11- DÜĞÜN ALAYI VE GELİNİN GETİRİLİŞİ: Pilav ve davet yemekleri yenildikten sonra, oğlan evinin tuttuğu taksi, otobüs ve akrabalarla kız evine gidilir. Oğlanın babası, yanına iki kişi alarak gelinin bulunduğu odaya girer. Kızın başılara gerekli bahşişi vererek kapıyı açtırır. Yorgan ve ayna alındıktan sonra kaynana gelinin elinden tutar. Sonra diğer büyük, öteki koluna girer ve gelin kapı kapı önüne çıkarırlar. Gelin arabasına yerleştirilir. “Allahaısmarladık” denildikten sonra oğlan evinin yolu tutulur. Buna GELİN ALAYI denilir. Yol boyunca gelin alayının önü çeşitli şahıslarla kesilerek kayınpeder oldukça terletilir. Gelinin önüne su testisi konulur. Güveyi gelinin başına para ve çerez serper. Damat gelinin koluna girer. Odasına götürür. Sonra sağdıçla birlikte evden ayrılır.

12- GERDEĞE KOYMA: Damat akşam yemeğinde eve gelmeden önce sağdıç evinde kalır. Yemeği burada yer. Yemekten sonra yatsı namazı kılınır. Birlikte oğlan evine gidilir. Burada gelinden söz alındıktan sonra imam dini nikahı kıyar. İmam efendi nikahtan sonra damadı gelin odasına getirir. Kapıyı açar ve odaya koyar. Damat odaya girerken en yakın arkadaşı tarafından sırtına kuvvetlice vurur. Buna gerdeğe koyma denir.
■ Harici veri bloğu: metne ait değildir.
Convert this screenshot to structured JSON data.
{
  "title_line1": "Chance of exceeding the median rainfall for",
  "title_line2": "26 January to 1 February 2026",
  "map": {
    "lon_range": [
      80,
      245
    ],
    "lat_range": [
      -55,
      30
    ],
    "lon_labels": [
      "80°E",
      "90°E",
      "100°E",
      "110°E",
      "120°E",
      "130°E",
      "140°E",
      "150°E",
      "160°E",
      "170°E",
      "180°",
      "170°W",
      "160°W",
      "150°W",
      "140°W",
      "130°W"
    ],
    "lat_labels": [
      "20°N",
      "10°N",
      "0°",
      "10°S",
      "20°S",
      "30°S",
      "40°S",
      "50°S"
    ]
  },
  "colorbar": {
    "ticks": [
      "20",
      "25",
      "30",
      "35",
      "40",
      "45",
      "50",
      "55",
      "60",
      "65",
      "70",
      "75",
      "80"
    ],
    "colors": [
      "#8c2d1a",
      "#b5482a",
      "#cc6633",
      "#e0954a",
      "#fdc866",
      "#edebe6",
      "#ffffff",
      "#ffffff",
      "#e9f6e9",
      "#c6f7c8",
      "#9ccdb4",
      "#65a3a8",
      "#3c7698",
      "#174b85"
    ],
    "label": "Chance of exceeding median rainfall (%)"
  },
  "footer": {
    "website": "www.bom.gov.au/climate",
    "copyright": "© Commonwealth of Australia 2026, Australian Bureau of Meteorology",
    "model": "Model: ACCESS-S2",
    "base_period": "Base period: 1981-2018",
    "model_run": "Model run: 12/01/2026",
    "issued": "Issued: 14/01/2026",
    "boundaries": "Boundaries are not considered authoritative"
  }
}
13- ERTE DÜĞÜNÜ: Ertesi günü, gelin yüzü (erte) düğünü yapılır. Gelin evinde gelini görmeye gelenler, kadınlar tarafından düğün eğlencesi yapılır. Oyuna katılan kadınlara güveyinin yakınları tarafından para takar. Gelin oyuna kalktığında kaynanası göğsüne bir kağıt para takar, iğneler.

14- SAĞDIÇ YEMEĞİ: Damat, aynı günde öğle yemeğini sağdıç ve yakın arkadaşlarıyla birlikte yer. Gelinin getirdiği tavuk ve helvalar sofraya konur. Sağdıç ve diğer arkadaşlarına emekleri karşılığında armağanlar dağıtılır. Böylece düzene hizmeti geçenler de “gönüllenmiş” olurlar.

15- GELİN GÜVEYİ ZİYARETLERİ: Bir kaç gün sonra gelin ile güveyi yakın hısım akraba ve arkadaşlarının ziyaretlerini yaparak ellerini öperler. Ziyaret edilecek evde yeni evliler için yemek hazırlanır. El öpüldükten sonra akrabalara gelin ve güveyi tarafından getirilen armağanları verilir. Eli öpülen akraba büyükleri, kimseye sezdirmeden geline para verirler. “Allah başa kadar güldürsün” dileğinde bulunur. Bu adetler maalesef günün şartları az rastlanıyor.

DÜĞÜN İLE İLGİLİ ATA SÖZÜ VE DEYİMLER

Anasına bak kızını al, kenarına bak bezini al.
Analar altın taht yaptırır da altın baht yaptıramazlar.
Yiğit’e ver kızı, Mevla’dan iste rızkı.
Pekmez dipte, kadın dipte.
Öksüz evlenmek isterse herkes anası babası olur.
Avrat var arpa unundan aş, avrat var buğday unundan keş yapar.
Avratı er değil, ar zapt eder.
Avrat malı kapı mandalı.
At ile avrat yiğidin bahtına.
Düğün el ile harman yel ile.
Kız istenirken, at beslenirken.
Oğlan çocuğu göz boncuğu, alır gider el kancığı.